News

Hospitals should be forced to meet minimum food standards – Labour

Quality of hospital food should be enforced by legal standards, says Labour health shadow
hospital meal tray

Quality of hospital food should be enforced by legal standards, says Labour health shadow


Picture: PA Wire

The Labour Party is calling for mandatory minimum standards for hospital food because some hospitals are spending less than £3 per patient per day on meals.

NHS Digital data show that in 2016/17, one hospital spent just £2.61.

Follow the lead of schools

Labour said official standards for hospital food, similar to those observed in schools, would ensure patients receive nutritious meals. Standards might also encourage transparency about where the money is being spent, the party believes.

In a speech to the Hospital Caterers’ Association annual conference in Newport today, Labour’s shadow health secretary Jonathan Ashworth was to say: ‘Patient care isn’t just about medicines, bandages, treatments and surgical procedures, its about nutrition and hydration as well.
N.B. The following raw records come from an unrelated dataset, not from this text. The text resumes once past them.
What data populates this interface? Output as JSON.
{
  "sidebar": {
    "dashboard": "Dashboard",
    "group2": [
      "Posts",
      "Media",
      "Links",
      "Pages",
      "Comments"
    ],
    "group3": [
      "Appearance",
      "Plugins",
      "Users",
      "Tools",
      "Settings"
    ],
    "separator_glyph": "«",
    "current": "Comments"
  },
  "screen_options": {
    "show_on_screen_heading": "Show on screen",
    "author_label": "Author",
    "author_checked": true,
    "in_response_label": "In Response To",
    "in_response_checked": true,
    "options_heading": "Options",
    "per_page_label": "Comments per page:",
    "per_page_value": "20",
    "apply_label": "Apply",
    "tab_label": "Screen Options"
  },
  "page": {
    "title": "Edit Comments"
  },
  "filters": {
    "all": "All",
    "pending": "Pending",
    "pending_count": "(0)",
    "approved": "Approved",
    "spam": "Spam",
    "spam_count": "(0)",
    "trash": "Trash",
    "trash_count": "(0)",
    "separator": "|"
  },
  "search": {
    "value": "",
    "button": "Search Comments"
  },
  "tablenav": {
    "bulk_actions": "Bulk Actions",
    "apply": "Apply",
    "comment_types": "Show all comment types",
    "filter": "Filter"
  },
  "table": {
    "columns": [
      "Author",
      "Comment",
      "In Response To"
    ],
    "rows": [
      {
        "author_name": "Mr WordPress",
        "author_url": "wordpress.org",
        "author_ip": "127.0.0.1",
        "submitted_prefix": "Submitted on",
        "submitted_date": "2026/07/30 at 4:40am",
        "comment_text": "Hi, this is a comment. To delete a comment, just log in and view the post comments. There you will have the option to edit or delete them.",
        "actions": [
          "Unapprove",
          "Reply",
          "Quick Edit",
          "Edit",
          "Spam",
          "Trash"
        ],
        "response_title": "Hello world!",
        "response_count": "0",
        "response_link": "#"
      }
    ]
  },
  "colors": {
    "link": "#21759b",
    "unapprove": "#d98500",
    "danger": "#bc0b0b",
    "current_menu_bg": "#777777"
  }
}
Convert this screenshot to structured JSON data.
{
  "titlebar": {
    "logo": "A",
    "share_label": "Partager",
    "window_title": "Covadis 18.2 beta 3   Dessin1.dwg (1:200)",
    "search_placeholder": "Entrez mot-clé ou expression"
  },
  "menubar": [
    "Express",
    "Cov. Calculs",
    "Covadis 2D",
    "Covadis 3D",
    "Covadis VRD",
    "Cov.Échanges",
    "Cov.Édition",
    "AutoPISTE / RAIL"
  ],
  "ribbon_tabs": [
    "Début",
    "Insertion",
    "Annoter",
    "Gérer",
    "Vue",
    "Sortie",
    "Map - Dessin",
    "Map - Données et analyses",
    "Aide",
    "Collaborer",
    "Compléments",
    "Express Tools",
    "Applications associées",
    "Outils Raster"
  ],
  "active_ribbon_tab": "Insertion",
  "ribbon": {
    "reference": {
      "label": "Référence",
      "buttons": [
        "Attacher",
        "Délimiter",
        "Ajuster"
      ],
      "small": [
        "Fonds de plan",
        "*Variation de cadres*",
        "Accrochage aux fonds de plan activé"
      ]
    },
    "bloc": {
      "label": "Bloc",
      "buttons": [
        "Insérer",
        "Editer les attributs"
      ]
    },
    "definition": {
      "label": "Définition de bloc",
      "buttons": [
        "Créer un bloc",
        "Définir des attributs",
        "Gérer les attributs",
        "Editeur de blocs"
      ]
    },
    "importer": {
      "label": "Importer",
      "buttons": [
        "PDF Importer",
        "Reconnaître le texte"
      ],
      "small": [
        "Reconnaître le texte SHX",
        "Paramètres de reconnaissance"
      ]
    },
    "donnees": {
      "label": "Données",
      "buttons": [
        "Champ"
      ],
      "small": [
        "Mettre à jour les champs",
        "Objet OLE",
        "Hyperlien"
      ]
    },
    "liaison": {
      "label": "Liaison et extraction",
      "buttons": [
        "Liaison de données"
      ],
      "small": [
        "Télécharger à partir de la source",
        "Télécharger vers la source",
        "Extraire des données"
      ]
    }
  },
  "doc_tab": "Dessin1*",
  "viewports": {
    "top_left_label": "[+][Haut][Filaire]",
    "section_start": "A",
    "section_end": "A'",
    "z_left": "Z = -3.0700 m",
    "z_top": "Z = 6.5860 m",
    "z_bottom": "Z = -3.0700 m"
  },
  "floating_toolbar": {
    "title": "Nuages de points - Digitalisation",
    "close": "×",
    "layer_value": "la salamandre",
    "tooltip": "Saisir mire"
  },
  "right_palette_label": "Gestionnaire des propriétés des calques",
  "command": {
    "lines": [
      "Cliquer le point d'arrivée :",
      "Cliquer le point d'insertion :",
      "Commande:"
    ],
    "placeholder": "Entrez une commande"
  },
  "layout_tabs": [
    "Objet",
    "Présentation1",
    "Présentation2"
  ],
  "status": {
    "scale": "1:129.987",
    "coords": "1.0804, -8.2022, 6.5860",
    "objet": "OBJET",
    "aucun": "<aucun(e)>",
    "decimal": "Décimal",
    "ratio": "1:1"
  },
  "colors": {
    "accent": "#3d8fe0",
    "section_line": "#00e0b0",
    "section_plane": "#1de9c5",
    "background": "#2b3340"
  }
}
‘And yet we have allowed a situation where some hospitals, according to the official data, are spending less than £3 a day on patient meals.

‘Labour would invest in nutrition’

‘Unlike schools and prisons there are no mandatory minimum requirements for hospital meals, so the next Labour government will substantially increase investment in our NHS to improve patient care including providing the nutritious meals patients deserve.

‘Labour will place hospital food standards on the same legal basis as school food standards, to ensure hospitals meet mandatory minimum standards for food and these standards should be independently monitored and enforced.’

Campaign for Better Hospital Food coordinator Katherine Button said: ‘We warmly welcome this. Under the coalition government, food standards were introduced in NHS hospital contracts, but we know that at least half of hospitals are still not complying, and that the current government is failing to encourage progress.’

A Department of Health and Social Care spokesperson said: ‘We have introduced the first ever legally-binding food standards in the history of the NHS, and continue to press for high standards.’